The richness of Afghan cultural heritage is on show at ‘Ferozkoh: Tradition and Continuity in Afghan Art,’ a unique exhibition which opens today at Museum of Islamic Art’s temporary gallery on ground floor.
“This exhibition is the result of a partnership between MIA and the Turquoise Mountain Institute for Afghan Arts and Architecture (TMI) in Kabul,” MIA director Aisha al-Khater said yesterday.
The unifying theme of the exhibition, which runs until June 22, is the preservation of the traditional arts of the Islamic world – in both themes and materials – in the modern world, and the role of education in its transmission and translation.
The exhibition features 37 historical objects from MIA’s collection - the products of four great dynasties with connections to Afghanistan: the Ghaznavids (977-1186 CE), Timurids (1370-1506 CE), Mughals (1526-1857 CE) and Safavids (1501-1722 CE), and 37 contemporary pieces created for the show by TMI students, who drew inspiration from the former.
“A group of 16 students and teachers from Kabul spent two weeks in Doha last June examining the historical pieces and then went back and embarked on a mission to create the contemporary artworks,” explained exhibition curator Dr Leslee Michelsen, head of MIA’s Curatorial and Research Section and a specialist in the arts of Medieval Iran and Central Asia.
Most of the TMI students, who are highly skilled craftspeople, had only seen such historical pieces as pictures on a screen, or pages in a book. The MIA staff also assisted by discussing the techniques and history of the objects. In short, the visit created a dialogue between past and present, old and new, the richness of tradition and the vibrancy of modern Afghanistan.
An elephant miniature has been painted, inspired by an exquisite gold armlet from 10th to 11th century Central Asia, and connected by the technique of their manufacture: granulation, whether of gold or of tiny drops of paint.
The “cloud band” motif of a 15th century dish has been interpreted through a pendant. The lozenge motif of a 17th century Mughal carpet is echoed in a hand-carved Nuristani panel, whereas the delicate openwork of a 17th century sphere has inspired the margin decoration of the contemporary Qur’an.
The partnership with TMI is in line with the vision of Qatar Museums Authority chairperson HE Sheikha al-Mayassa bint Hamad bin Khalifa al-Thani, to make the MIA “a platform for positive community involvement with the cultural heritage of the past, as well as the present.”

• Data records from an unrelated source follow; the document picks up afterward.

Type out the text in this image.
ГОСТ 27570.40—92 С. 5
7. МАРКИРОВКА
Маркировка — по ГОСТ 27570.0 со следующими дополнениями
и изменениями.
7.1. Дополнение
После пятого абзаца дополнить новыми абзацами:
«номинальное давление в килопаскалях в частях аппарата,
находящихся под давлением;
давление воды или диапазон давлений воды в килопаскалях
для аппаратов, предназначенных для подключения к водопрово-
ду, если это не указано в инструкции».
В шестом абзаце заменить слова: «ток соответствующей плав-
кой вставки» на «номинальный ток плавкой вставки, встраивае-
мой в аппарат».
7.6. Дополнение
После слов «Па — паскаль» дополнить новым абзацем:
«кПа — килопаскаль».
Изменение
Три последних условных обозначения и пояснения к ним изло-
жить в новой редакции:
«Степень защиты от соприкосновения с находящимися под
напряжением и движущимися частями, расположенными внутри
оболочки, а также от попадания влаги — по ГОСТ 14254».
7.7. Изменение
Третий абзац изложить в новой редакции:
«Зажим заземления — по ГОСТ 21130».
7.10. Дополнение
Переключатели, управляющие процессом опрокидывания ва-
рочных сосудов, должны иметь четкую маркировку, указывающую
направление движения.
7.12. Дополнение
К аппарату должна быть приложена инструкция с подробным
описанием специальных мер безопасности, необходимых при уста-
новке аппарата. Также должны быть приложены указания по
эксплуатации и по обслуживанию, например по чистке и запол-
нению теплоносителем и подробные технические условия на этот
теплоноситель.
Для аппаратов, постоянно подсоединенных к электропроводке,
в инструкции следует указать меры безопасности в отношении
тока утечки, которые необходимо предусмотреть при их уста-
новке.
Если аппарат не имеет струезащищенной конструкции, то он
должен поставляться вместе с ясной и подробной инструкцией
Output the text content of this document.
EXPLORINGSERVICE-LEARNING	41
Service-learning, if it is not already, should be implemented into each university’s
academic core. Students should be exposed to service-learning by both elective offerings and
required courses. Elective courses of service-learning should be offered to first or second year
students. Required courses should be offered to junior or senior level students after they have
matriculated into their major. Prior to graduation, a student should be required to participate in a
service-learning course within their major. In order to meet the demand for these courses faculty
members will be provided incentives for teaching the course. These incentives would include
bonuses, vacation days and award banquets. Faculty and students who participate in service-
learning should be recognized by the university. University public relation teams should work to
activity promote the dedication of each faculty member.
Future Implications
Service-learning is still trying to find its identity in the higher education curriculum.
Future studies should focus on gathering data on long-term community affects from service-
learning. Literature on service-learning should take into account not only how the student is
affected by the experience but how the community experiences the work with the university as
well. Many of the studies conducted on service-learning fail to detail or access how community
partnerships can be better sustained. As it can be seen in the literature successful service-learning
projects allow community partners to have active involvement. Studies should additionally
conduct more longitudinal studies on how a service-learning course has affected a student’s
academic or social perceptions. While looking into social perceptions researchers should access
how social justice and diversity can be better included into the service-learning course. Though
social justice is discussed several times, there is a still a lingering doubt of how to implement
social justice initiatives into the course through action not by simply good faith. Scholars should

‘Ferozkoh: Tradition and Continuity in Afghan Art’ is a part of the Qatar UK 2013 Year of Culture, given that TMI has the Prince of Wales as its patron and founder. TMI was established in March 2006, also with the support of Afghanistan President Karzai, with the aim of regenerating historic urban areas, renewing Afghan traditional arts and architecture, and spurring the sustainable development of the nation’s craft industry.
The exhibition timings: Sunday, Monday, Wednesday – 10.30am to 5.30pm; Thursday, Saturday - noon to 8pm; Friday - 2pm to 8pm. Last admission is 30 minutes before closing. Entry fee - QR25 (free on Mondays and for children under 16 years). Flash photography in not allowed in the exhibition.